Notre
image du monde a considérablement évolué depuis le paysagisme impressionniste. Et
pour reprendre les critiques des situationnistes, on pourra souligner qu’avec
le web, nous passons de la société du spectacle à l’étape suivante, plus
extrême, la société écranique, qui ressemble même parfois à une caricature de
la ville! On pourrait soutenir aisément que le monde n’est fait que d’écrans.

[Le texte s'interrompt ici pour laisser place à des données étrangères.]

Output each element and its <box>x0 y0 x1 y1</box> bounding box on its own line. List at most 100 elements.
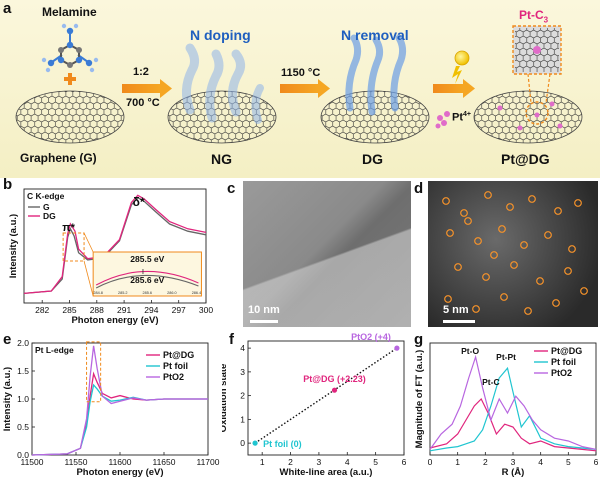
inset-curve-dg <box>95 270 199 286</box>
pt-ion-dots <box>435 111 450 129</box>
pt-atom-marker <box>442 197 450 205</box>
chart-title: Pt L-edge <box>35 345 74 355</box>
inset-connector <box>83 232 94 253</box>
chart-g-exafs: 0 1 2 3 4 5 6 R (Å) Magnitude of FT (a.u.) Pt-O Pt… <box>414 342 599 478</box>
legend-label: Pt@DG <box>163 350 194 360</box>
x-tick-label: 1 <box>455 457 460 467</box>
y-tick-label: 4 <box>240 343 245 353</box>
peak-label-pt-o: Pt-O <box>461 346 479 356</box>
pt-atom-marker <box>554 207 562 215</box>
inset-connector <box>83 260 94 297</box>
pt-atom-marker <box>536 277 544 285</box>
data-point-label: PtO2 (+4) <box>351 333 391 342</box>
plot-frame <box>23 188 207 304</box>
inset-curve-g <box>95 274 199 289</box>
y-tick-label: 2.0 <box>17 338 29 348</box>
legend-label: G <box>43 202 50 212</box>
panel-letter-c: c <box>227 180 236 197</box>
chart-e-xanes-pt: 11500 11550 11600 11650 11700 0.0 0.5 1.0 1.5 2.0… <box>2 338 220 478</box>
x-tick-label: 11500 <box>20 457 43 467</box>
series-line <box>429 397 597 452</box>
legend-label: Pt@DG <box>551 346 582 356</box>
temp1-label: 700 °C <box>126 97 160 109</box>
melamine-molecule <box>41 23 99 73</box>
pt-atom-marker <box>564 267 572 275</box>
x-tick-label: 282 <box>35 305 49 315</box>
x-tick-label: 297 <box>172 305 186 315</box>
x-tick-label: 6 <box>594 457 599 467</box>
highlight-circle <box>525 101 549 125</box>
legend-label: Pt foil <box>551 357 576 367</box>
data-point-label: Pt foil (0) <box>263 439 302 449</box>
x-tick-label: 1 <box>260 457 265 467</box>
graphene-sheet <box>15 90 125 144</box>
x-tick-label: 6 <box>402 457 407 467</box>
x-tick-label: 5 <box>373 457 378 467</box>
x-tick-label: 300 <box>199 305 213 315</box>
data-point <box>331 387 338 393</box>
series-line <box>429 354 597 450</box>
pt-single-atoms <box>497 101 563 131</box>
series-line <box>31 345 208 456</box>
dg-label: DG <box>362 151 383 167</box>
panel-letter-a: a <box>3 0 12 17</box>
peak-label-pt-c: Pt-C <box>482 377 499 387</box>
y-tick-label: 1.5 <box>17 366 29 376</box>
y-axis-label: Intensity (a.u.) <box>8 214 19 278</box>
haadf-single-atoms <box>442 191 588 315</box>
n-removal-label: N removal <box>341 27 409 43</box>
x-tick-label: 11700 <box>196 457 219 467</box>
n-doping-plumes <box>182 43 264 124</box>
pt-atom-marker <box>510 261 518 269</box>
x-tick-label: 2 <box>288 457 293 467</box>
peak-label-pt-pt: Pt-Pt <box>496 352 516 362</box>
n-removal-plumes <box>345 34 407 116</box>
pt-dg-sheet <box>473 90 583 144</box>
pt-atom-marker <box>474 237 482 245</box>
inset-tick-label: 285.6 <box>143 291 153 295</box>
melamine-label: Melamine <box>42 5 97 19</box>
y-axis-label: Intensity (a.u.) <box>2 367 13 431</box>
pt-atom-marker <box>446 229 454 237</box>
chart-b-xanes-ck: 282 285 288 291 294 297 300 Photon energy (eV) I… <box>8 188 213 326</box>
x-tick-label: 4 <box>538 457 543 467</box>
legend-label: Pt foil <box>163 361 188 371</box>
delta-star-annotation: δ* <box>133 195 145 209</box>
inset-label: 285.5 eV <box>130 254 164 264</box>
pt-atom-marker <box>520 241 528 249</box>
tem-scalebar <box>250 320 278 323</box>
x-tick-label: 5 <box>566 457 571 467</box>
ratio-label: 1:2 <box>133 66 149 78</box>
n-doping-label: N doping <box>190 27 251 43</box>
x-axis-label: R (Å) <box>502 467 525 478</box>
pt-atom-marker <box>500 293 508 301</box>
y-tick-label: 1 <box>240 414 245 424</box>
pt-atom-marker <box>498 225 506 233</box>
x-tick-label: 3 <box>317 457 322 467</box>
pt-atom-marker <box>544 231 552 239</box>
graphene-label: Graphene (G) <box>20 151 97 165</box>
pt-dg-label: Pt@DG <box>501 151 550 167</box>
pt-atom-marker <box>484 191 492 199</box>
panel-letter-d: d <box>414 180 424 197</box>
ng-sheet <box>167 90 277 144</box>
x-tick-label: 2 <box>483 457 488 467</box>
panel-letter-f: f <box>229 331 234 348</box>
x-tick-label: 3 <box>511 457 516 467</box>
inset-tick-label: 284.8 <box>93 291 103 295</box>
legend-label: DG <box>43 211 56 221</box>
fit-line <box>254 347 398 444</box>
inset-tick-label: 285.2 <box>118 291 128 295</box>
plot-frame <box>247 340 405 456</box>
data-point <box>252 440 258 446</box>
haadf-scalebar <box>443 320 475 323</box>
panel-letter-g: g <box>414 331 424 348</box>
pt-atom-marker <box>460 209 468 217</box>
pt-atom-marker <box>574 199 582 207</box>
data-point-label: Pt@DG (+2.23) <box>303 374 366 384</box>
pt-atom-marker <box>454 263 462 271</box>
x-axis-label: Photon energy (eV) <box>76 467 163 478</box>
panel-letter-e: e <box>3 331 12 348</box>
x-axis-label: White-line area (a.u.) <box>280 467 373 478</box>
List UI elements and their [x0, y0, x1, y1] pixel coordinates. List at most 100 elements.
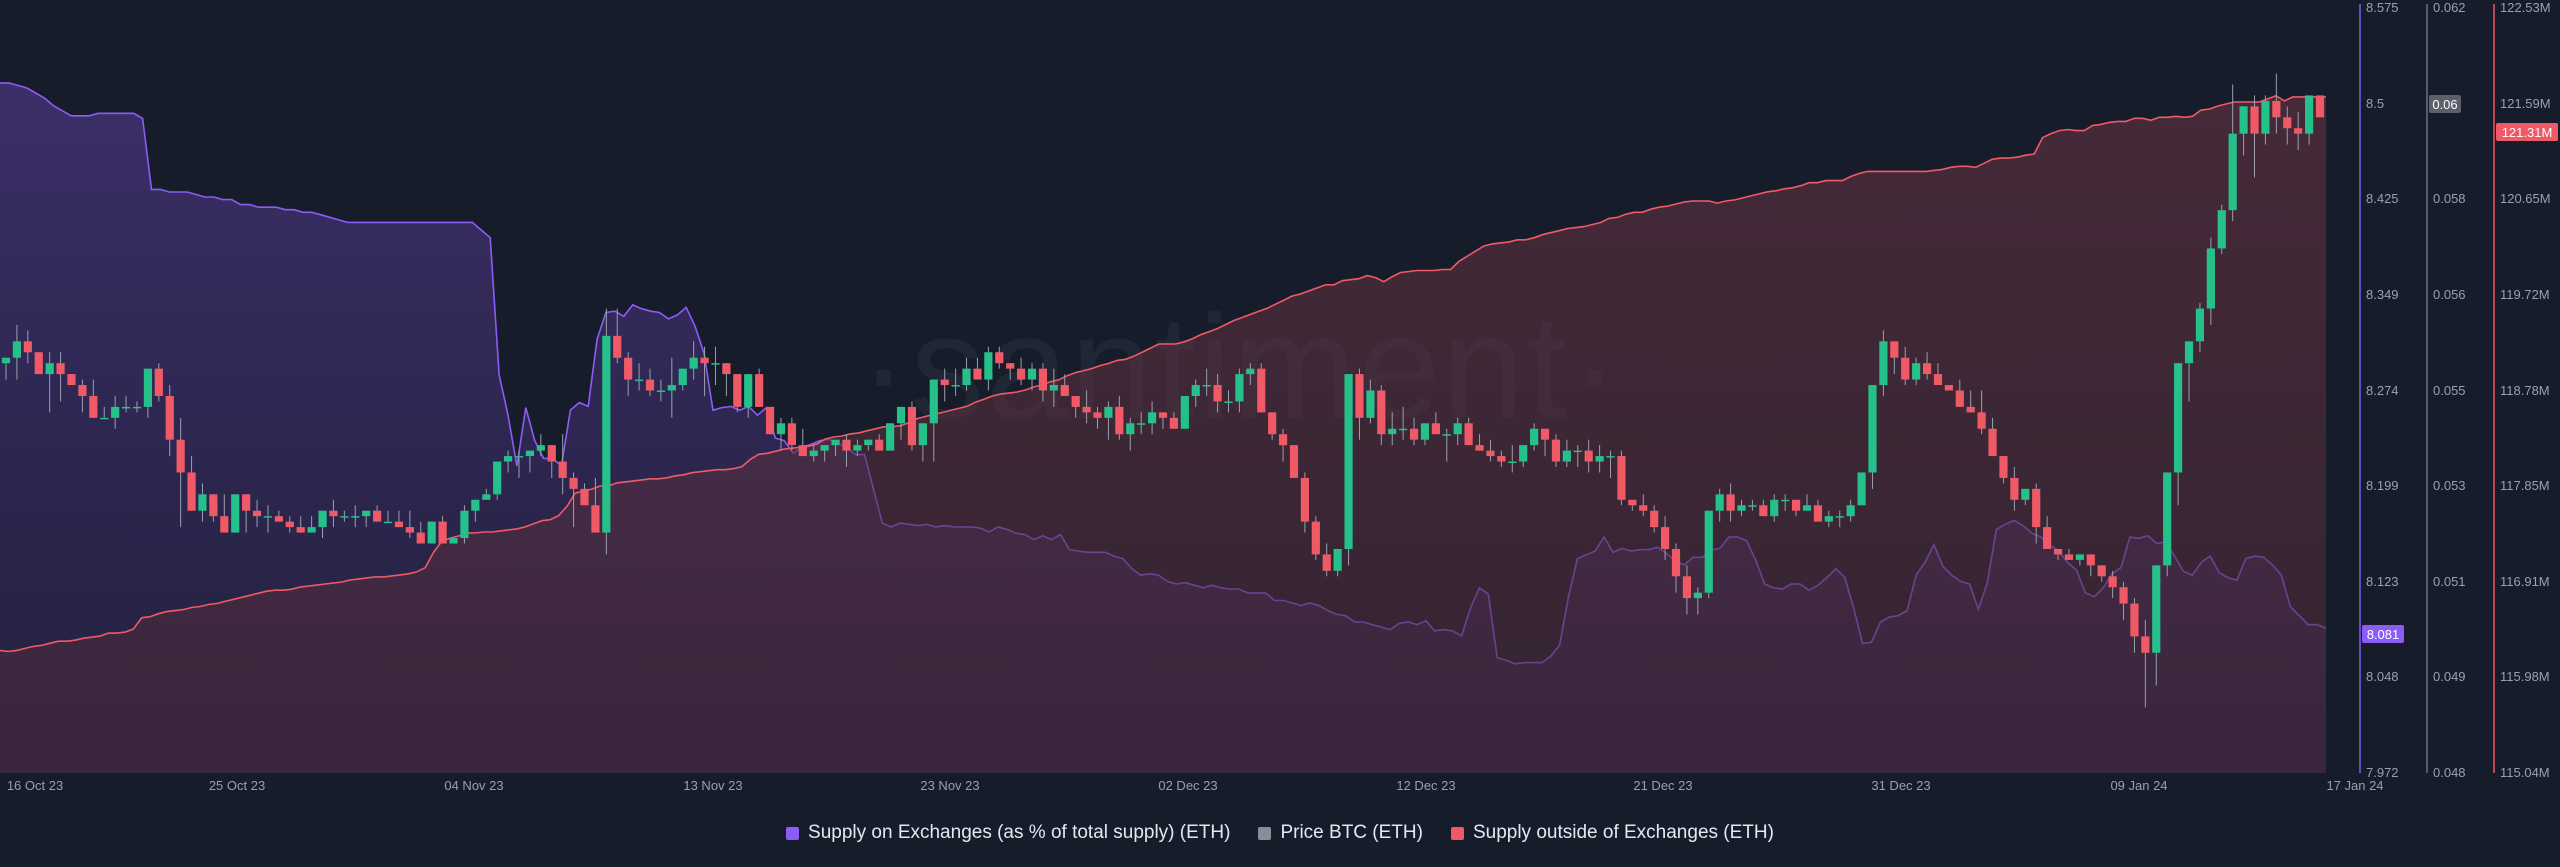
candle: [2304, 95, 2314, 145]
candle-body: [765, 406, 775, 435]
candle: [1202, 368, 1211, 396]
candle: [143, 368, 152, 418]
left-axis-tick-label: 8.123: [2366, 574, 2399, 589]
candle: [1333, 548, 1342, 577]
x-tick-label: 04 Nov 23: [444, 778, 503, 793]
current-supply-on-label: 8.081: [2367, 627, 2400, 642]
candle: [2272, 73, 2281, 134]
candle-body: [1224, 401, 1233, 403]
candle: [274, 510, 283, 522]
x-tick-label: 25 Oct 23: [209, 778, 265, 793]
candle-body: [2304, 95, 2314, 134]
candle-body: [896, 406, 906, 424]
candle-body: [285, 521, 294, 528]
candle: [285, 516, 294, 533]
candle-body: [1137, 423, 1146, 425]
candle-body: [1671, 548, 1681, 577]
legend-item-supply-on-exchanges[interactable]: Supply on Exchanges (as % of total suppl…: [786, 822, 1230, 844]
candle: [2075, 554, 2084, 566]
candle: [875, 434, 884, 451]
candle-body: [1060, 385, 1069, 396]
candle-body: [1399, 428, 1408, 431]
candle: [176, 417, 185, 528]
candle-body: [2053, 548, 2063, 555]
legend-item-price-btc[interactable]: Price BTC (ETH): [1258, 822, 1423, 844]
candle-body: [2272, 100, 2281, 118]
candle-body: [645, 379, 655, 391]
candle: [896, 406, 906, 440]
candle-body: [809, 450, 818, 457]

Instruments de notre nouvelle puissance ubiquiste ou gadgets ubuesques d’un
monde schopenhauerien comme jeu et comme représentation, les écrans de notre
temps, dans toutes les variations de leurs colorations artificielles, de leurs
fonctions interactives et de leurs déréalisations, nous aspirent dans les
espaces numériques. Apparences qui nous cachent la réalité, ou rectangles
cathodiques qui la modélisent, la projettent et lui donnent des significations
symboliques nouvelles, les écrans déclinent toutes les métaphores de notre
image du monde et nous donnent
accès à un ailleurs virtuel. L’écran devient un média en soi, comme la radio ou
le téléphone. On pourrait dire, à la manière de McLuhan : « l’écran, c’est le
message ». J’ai proposé d’appeler « nouveau naturalisme » ce monde écranique
qui nous cannibalise. On ne saurait sous-estimer la diversité de ces écrans.
- Le
tout à l’écran. La philosophie kantienne
nous invitait à relativiser notre connaissance, au niveau perceptif des
phénomènes et des formes a priori de la sensibilité. La philosophie
phénoménologique nous a appris depuis, en suivant la pensée de Husserl et de
Merleau-Ponty, à relativiser encore plus notre rapport au monde, comme l’ont
fait aussi les peintres cubistes. Avec eux, notre perception est devenue
imaginaire, parce qu’intentionnelle, instrumentale, psychologique, culturelle,
sociologique, etc. Nous ne sommes plus dans le dispositif simple d’un
observateur qui examine un objet extérieur à lui, mais dans un jeu
bidirectionnel, en constante mouvance, l’objet observé étant lié à
l’observateur et réciproquement. Marcel Duchamp disait que c’est le regardeur
qui fait le tableau. En d’autres termes, l’objet dépend de l’observateur.